上一节我们分析了main goroutine的创建过程，这一节我们讨论一下，调度器如何把main goroutine调度到CPU上去运行。让我们继续回到runtime/asm_amd64.s中，在完成runtime.newproc创建完main goroutine之后，正式执行runtime·mstart来执行，而runtime·mstart最终会调用go写的runtime·mstart0函数。

// start this M
CALL runtime·mstart(SB)

CALL runtime·abort(SB) // mstart should never return
RET

TEXT runtime·mstart(SB),NOSPLIT|TOPFRAME,$0
CALL runtime·mstart0(SB)
RET // not reached

runtime·mstart0函数如下：

func mstart0() {
   _g_ := getg() // _g_ = &g0

   osStack := _g_.stack.lo == 0
   if osStack { // g0的stack.lo已经初始化，所以不会走以下逻辑
      // Initialize stack bounds from system stack.
      // Cgo may have left stack size in stack.hi.
      // minit may update the stack bounds.
      //
      // Note: these bounds may not be very accurate.
      // We set hi to &size, but there are things above
      // it.

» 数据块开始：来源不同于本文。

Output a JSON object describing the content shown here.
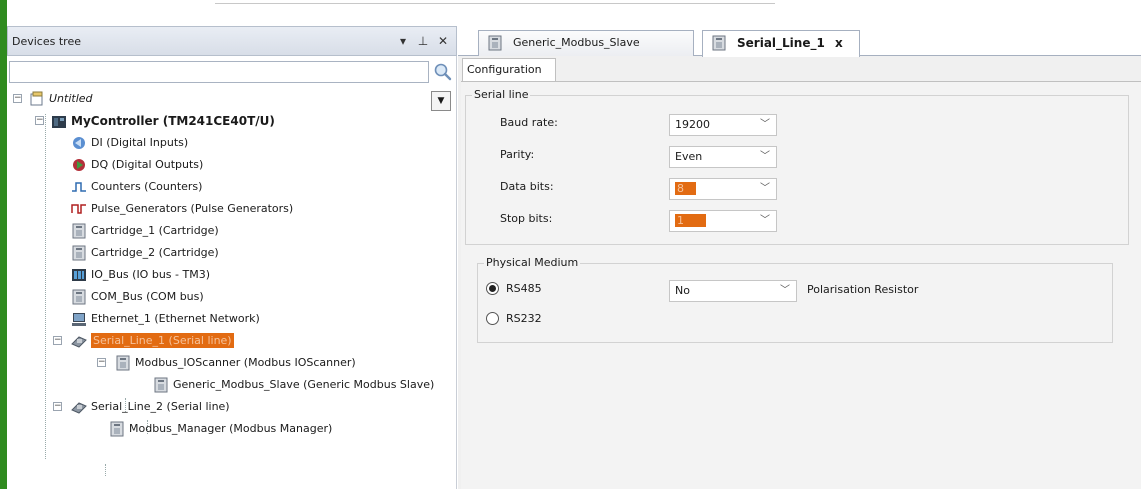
{
  "tree_panel": {
    "title": "Devices tree",
    "controls": [
      "▾",
      "⊥",
      "✕"
    ],
    "search": {
      "value": "",
      "placeholder": ""
    },
    "nodes": [
      {
        "label": "Untitled",
        "icon": "project-icon"
      },
      {
        "label": "MyController (TM241CE40T/U)",
        "icon": "controller-icon"
      },
      {
        "label": "DI (Digital Inputs)",
        "icon": "digital-inputs-icon"
      },
      {
        "label": "DQ (Digital Outputs)",
        "icon": "digital-outputs-icon"
      },
      {
        "label": "Counters (Counters)",
        "icon": "counters-icon"
      },
      {
        "label": "Pulse_Generators (Pulse Generators)",
        "icon": "pulse-icon"
      },
      {
        "label": "Cartridge_1 (Cartridge)",
        "icon": "module-icon"
      },
      {
        "label": "Cartridge_2 (Cartridge)",
        "icon": "module-icon"
      },
      {
        "label": "IO_Bus (IO bus - TM3)",
        "icon": "io-bus-icon"
      },
      {
        "label": "COM_Bus (COM bus)",
        "icon": "module-icon"
      },
      {
        "label": "Ethernet_1 (Ethernet Network)",
        "icon": "ethernet-icon"
      },
      {
        "label": "Serial_Line_1 (Serial line)",
        "icon": "serial-line-icon"
      },
      {
        "label": "Modbus_IOScanner (Modbus IOScanner)",
        "icon": "module-icon"
      },
      {
        "label": "Generic_Modbus_Slave (Generic Modbus Slave)",
        "icon": "module-icon"
      },
      {
        "label": "Serial_Line_2 (Serial line)",
        "icon": "serial-line-icon"
      },
      {
        "label": "Modbus_Manager (Modbus Manager)",
        "icon": "module-icon"
      }
    ]
  },
  "editor": {
    "tabs": [
      {
        "label": "Generic_Modbus_Slave"
      },
      {
        "label": "Serial_Line_1"
      }
    ],
    "tab_close": "x",
    "sub_tab": "Configuration",
    "serial_line": {
      "title": "Serial line",
      "baud_rate": {
        "label": "Baud rate:",
        "value": "19200"
      },
      "parity": {
        "label": "Parity:",
        "value": "Even"
      },
      "data_bits": {
        "label": "Data bits:",
        "value": "8"
      },
      "stop_bits": {
        "label": "Stop bits:",
        "value": "1"
      }
    },
    "physical_medium": {
      "title": "Physical Medium",
      "rs485": "RS485",
      "rs232": "RS232",
      "polarisation_value": "No",
      "polarisation_label": "Polarisation Resistor"
    }
  },
  "colors": {
    "accent_green": "#2f8b1f",
    "highlight_orange": "#e26b12"
  }
}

The 1024 is supposed to compensate this,
      // but is somewhat arbitrary.
      size := _g_.stack.hi
      if size == 0 {
         size = 8192 * sys.StackGuardMultiplier
      }
      _g_.stack.hi = uintptr(noescape(unsafe.Pointer(&size)))
      _g_.stack.lo = _g_.stack.hi - size + 1024
   }
   // Initialize stack guard so that we can start calling regular
   // Go code.
   _g_.stackguard0 = _g_.stack.lo + _StackGuard
   // This is the g0, so we can also call go:systemstack
   // functions, which check stackguard1.
   _g_.stackguard1 = _g_.stackguard0
   mstart1()

   // Exit this thread.
   if mStackIsSystemAllocated() {
      // Windows, Solaris, illumos, Darwin, AIX and Plan 9 always system-allocate
      // the stack, but put it in _g_.stack before mstart,
      // so the logic above hasn't set osStack yet.
      osStack = true
   }
   mexit(osStack)
}

以上代码设置了一些栈信息之后，调用runtime.mstart1函数：

func mstart1() {
   _g_ := getg() // _g_ = &g0

   if _g_ != _g_.m.g0 { // _g_ = &g0
      throw("bad runtime·mstart")
   }

   // Set up m.g0.sched as a label returning to just
   // after the mstart1 call in mstart0 above, for use by goexit0 and mcall.
   // We're never coming back to mstart1 after we call schedule,
   // so other calls can reuse the current frame.
   // And goexit0 does a gogo that needs to return from mstart1
   // and let mstart0 exit the thread.
   _g_.sched.g = guintptr(unsafe.Pointer(_g_))
   _g_.sched.pc = getcallerpc() // getcallerpc()获取mstart1执行完的返回地址
   _g_.sched.sp = getcallersp() // getcallersp()获取调用mstart1时的栈顶地址

   asminit()
   minit() // 信号相关初始化

   // Install signal handlers; after minit so that minit can
   // prepare the thread to be able to handle the signals.
   if _g_.m == &m0 {
      mstartm0()
   }

   if fn := _g_.m.mstartfn; fn != nil {
      fn()
   }

   if _g_.m != &m0 {
      acquirep(_g_.m.nextp.ptr())
      _g_.m.nextp = 0
   }
   schedule()
}

可以看到mstart1函数保存额调度相关的信息，特别是保存了正在运行的g0的下一条指令和栈顶地址，这些调度信息对于goroutine而言是很重要的。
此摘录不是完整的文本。